Department of History
Fulbright Hays Scholar
Riot, Rebellion, and State formation in the Mexican Huasteca 1750-1869
In 1987-1988. Michael Ducey, Associate Professor of History, spent eight months in Mexico City and a month in Toluca on a Fulbright-Hays research grant. While travelling, he spent three months in small towns and worked in Xalapa, the state capital of the region. Ducey's experience deepened his understanding of Mexican society and culture, and he developed professional networks that he relies on to this day. As a result, he was also able to take leave and occupy a research position with an institute in Mexico.

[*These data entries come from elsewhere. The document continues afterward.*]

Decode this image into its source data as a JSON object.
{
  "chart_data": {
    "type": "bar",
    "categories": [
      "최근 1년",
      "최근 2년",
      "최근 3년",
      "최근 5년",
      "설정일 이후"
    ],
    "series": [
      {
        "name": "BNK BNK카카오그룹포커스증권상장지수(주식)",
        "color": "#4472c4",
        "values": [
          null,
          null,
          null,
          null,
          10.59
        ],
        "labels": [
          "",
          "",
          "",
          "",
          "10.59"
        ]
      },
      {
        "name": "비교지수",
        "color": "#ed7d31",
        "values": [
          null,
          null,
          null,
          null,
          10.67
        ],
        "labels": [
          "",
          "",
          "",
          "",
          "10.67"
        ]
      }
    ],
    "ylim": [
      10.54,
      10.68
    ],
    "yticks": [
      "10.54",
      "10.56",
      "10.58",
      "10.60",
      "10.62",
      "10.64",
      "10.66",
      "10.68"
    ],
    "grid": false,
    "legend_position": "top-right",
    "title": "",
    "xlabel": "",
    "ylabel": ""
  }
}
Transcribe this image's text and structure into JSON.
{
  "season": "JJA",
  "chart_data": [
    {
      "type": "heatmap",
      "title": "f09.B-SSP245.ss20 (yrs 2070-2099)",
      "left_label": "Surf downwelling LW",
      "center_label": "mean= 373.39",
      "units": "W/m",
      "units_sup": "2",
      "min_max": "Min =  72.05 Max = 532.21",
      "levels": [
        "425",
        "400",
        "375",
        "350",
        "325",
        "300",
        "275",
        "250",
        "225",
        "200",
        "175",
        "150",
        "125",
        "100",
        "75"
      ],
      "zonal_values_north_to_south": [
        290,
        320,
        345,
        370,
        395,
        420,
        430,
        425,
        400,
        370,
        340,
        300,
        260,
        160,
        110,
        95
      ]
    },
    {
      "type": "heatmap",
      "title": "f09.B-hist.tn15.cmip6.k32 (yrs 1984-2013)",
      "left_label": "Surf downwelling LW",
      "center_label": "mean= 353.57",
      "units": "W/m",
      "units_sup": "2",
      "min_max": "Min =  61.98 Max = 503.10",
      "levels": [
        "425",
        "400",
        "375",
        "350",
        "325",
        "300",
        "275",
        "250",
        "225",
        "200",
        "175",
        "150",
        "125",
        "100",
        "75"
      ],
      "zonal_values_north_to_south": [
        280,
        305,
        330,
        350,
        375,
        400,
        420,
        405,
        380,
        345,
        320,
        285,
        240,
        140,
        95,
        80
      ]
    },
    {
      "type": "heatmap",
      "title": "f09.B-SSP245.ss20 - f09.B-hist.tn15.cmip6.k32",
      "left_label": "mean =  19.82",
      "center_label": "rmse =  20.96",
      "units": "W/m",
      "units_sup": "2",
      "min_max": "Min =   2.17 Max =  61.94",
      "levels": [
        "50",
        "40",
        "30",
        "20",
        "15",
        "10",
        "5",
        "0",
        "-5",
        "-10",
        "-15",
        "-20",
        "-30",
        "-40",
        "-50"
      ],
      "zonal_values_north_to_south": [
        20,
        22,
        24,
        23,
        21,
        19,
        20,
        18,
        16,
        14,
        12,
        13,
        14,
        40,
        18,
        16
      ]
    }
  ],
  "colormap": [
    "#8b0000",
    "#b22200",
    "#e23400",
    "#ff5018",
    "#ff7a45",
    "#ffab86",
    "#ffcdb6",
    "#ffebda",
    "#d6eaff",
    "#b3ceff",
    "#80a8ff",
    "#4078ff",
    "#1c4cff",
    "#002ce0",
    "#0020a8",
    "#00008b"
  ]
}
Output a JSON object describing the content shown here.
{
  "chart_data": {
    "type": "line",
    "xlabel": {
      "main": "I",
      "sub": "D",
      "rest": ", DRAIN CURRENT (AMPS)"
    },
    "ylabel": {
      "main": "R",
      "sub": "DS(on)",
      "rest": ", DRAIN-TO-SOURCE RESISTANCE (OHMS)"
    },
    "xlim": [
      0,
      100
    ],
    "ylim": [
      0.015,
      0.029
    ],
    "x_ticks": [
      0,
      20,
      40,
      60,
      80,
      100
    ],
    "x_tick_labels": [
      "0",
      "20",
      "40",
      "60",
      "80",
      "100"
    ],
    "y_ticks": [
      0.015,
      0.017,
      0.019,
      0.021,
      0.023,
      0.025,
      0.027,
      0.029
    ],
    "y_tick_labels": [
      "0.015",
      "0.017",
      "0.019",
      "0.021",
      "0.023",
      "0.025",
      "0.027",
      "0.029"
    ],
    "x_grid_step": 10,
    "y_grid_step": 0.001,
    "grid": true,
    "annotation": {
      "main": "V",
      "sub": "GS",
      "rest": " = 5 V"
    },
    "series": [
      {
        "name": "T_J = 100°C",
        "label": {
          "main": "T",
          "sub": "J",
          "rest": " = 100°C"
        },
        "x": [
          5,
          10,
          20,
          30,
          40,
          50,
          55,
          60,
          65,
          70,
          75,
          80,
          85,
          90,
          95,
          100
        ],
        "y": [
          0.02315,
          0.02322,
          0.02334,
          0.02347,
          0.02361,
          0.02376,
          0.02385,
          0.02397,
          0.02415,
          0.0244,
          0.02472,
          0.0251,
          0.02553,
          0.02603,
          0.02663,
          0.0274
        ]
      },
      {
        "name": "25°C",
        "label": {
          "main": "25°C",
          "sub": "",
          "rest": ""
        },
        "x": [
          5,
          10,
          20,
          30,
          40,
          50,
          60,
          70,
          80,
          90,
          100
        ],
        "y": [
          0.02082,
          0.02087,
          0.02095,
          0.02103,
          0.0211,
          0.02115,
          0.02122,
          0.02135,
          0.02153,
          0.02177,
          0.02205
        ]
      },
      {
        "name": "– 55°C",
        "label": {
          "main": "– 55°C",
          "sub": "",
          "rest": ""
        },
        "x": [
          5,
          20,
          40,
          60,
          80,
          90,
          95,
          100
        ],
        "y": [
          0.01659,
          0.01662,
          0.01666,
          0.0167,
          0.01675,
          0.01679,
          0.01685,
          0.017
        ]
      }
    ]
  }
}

Ducey’s Fulbright project was a study of the social history of the Huasteca region located on the Gulf coast of Mexico in the area around Tampico. Previous research in this region was limited in scope. The area witnessed several major upheavals during the period from 1750-1869. Ducey established how social discontent played a role in state formation - how popular discontent stymied elite projects in state building - and how he local politics of rural Mexico informed understandings about nationalist politics during the crucial period of transition from colonial to national republican rule.
Ducey's research proved to be fundamental to his career. It enabled him to write his dissertation and provided a “research reserve", and he is still mining information from the material he collected during this time. The Fulbright award made it possible to conduct the longest archival research of his career.